Preferably, in the diesel oil raw material oil, the content of the aromatic hydrocarbon with the bicyclo ring or more is 10-70 wt%; it is further preferable that the content of the aromatic hydrocarbon of the bicyclo or higher is 20 to 65% by weight.
The diesel feedstock of the present invention may be a diesel fraction produced by an atmospheric and vacuum distillation process or by other processes, or a mixture of diesel fractions produced by different processes.
Illustratively, the diesel feedstock of the present invention may be from an atmospheric distillation unit, a catalytic cracking unit, a coker unit.
Preferably, the nitrogen content in the normal first-line raw oil is 10 to 40. Mu.g/g, more preferably 15 to 40. Mu.g/g.
Illustratively, the normal line feedstock of the present invention may be from an atmospheric distillation unit.
The apparatus for carrying out the process is not particularly limited, and for example, one hydrogenation reactor or a plurality of hydrogenation reactors may be disposed in the first hydrogenation reaction zone, or a plurality of catalyst beds may be disposed in one hydrogenation reactor. Preferably, when a plurality of hydrogenation reactors are provided in the first hydrogenation reaction zone, a heat exchanger is provided between each reactor to adjust the inlet temperature of the individual reactor.
A preferred embodiment of the method of the present invention is described in detail below in conjunction with the process flow shown in fig. 1.

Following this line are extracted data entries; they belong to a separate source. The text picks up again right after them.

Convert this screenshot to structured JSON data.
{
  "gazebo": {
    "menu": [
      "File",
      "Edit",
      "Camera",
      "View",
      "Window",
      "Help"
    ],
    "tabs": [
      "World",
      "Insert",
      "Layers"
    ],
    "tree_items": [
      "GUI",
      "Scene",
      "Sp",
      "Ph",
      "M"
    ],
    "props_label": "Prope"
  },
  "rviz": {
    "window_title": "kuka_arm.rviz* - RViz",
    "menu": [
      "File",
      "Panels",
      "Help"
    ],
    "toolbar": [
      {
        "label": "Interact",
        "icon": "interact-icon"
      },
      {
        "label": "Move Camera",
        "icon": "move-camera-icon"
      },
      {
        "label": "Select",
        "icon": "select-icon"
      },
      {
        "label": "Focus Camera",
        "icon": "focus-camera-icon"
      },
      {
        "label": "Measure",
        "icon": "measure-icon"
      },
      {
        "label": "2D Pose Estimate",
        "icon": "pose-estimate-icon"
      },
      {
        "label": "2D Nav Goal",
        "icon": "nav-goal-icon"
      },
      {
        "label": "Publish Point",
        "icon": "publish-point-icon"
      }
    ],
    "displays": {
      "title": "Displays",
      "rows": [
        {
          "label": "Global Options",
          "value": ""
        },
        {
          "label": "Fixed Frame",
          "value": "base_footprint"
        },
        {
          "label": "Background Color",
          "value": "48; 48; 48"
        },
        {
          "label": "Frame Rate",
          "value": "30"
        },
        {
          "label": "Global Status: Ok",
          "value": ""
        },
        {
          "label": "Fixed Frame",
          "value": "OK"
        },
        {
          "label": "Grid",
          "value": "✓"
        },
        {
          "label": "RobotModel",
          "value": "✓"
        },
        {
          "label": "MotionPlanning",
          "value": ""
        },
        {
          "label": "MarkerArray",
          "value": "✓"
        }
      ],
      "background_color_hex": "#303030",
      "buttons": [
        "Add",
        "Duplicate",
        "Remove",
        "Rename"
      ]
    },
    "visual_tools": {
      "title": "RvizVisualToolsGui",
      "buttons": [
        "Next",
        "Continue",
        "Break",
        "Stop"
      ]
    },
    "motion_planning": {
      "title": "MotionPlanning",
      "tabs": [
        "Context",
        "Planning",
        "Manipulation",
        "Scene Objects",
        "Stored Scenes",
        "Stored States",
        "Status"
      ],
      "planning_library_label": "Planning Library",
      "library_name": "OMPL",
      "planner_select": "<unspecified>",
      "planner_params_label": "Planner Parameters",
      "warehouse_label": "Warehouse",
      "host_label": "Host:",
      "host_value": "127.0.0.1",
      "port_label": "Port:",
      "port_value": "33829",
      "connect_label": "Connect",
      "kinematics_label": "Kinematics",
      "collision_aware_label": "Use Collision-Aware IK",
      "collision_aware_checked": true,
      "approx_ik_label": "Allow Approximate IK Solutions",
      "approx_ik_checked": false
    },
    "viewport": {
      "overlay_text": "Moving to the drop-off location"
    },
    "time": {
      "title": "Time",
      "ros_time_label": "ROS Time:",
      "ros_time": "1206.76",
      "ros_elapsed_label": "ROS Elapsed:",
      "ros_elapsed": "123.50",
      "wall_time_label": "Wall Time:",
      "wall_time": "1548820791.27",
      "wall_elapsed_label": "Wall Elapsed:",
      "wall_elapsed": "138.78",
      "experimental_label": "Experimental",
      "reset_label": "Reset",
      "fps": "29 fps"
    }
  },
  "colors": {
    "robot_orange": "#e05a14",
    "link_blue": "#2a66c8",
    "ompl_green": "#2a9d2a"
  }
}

The present invention provides a method for producing diesel and jet fuel, the method comprising:
(1) Introducing the diesel oil raw oil 1 and hydrogen 2 into a first hydrogenation reaction zone 3 filled with a hydrofining catalyst I to perform a first hydrogenation reaction to obtain a first hydrogenation material flow;
(2) Introducing the first hydrogenation material flow 4 and normal first-line raw oil 5 into a second hydrogenation reaction zone 6 filled with a hydrofining catalyst II to carry out a second hydrogenation reaction, so that oil flows through the second hydrogenation reaction zone in an upward manner to obtain a second hydrogenation material flow;
(3) Introducing the second hydrogenation material flow 7 into a gas-liquid separator 8 for separation to obtain a hydrogen-rich gas 9 and a liquid-phase material flow 13, compressing and pressurizing the hydrogen-rich gas 9 by a circulating hydrogen compression unit 10, using the hydrogen-rich gas as circulating hydrogen 11, and introducing part of the circulating hydrogen 11 and the fresh-fed hydrogen 2 into the first hydrogenation reaction zone 3; another portion is introduced as cold hydrogen 12 between the beds of the first hydrogenation zone 3; the liquid stream 13 is passed to a fractionation column 14 for fractionation to yield refined diesel 15, refined jet fuel 16 and possibly light hydrocarbon products 17 in minor amounts.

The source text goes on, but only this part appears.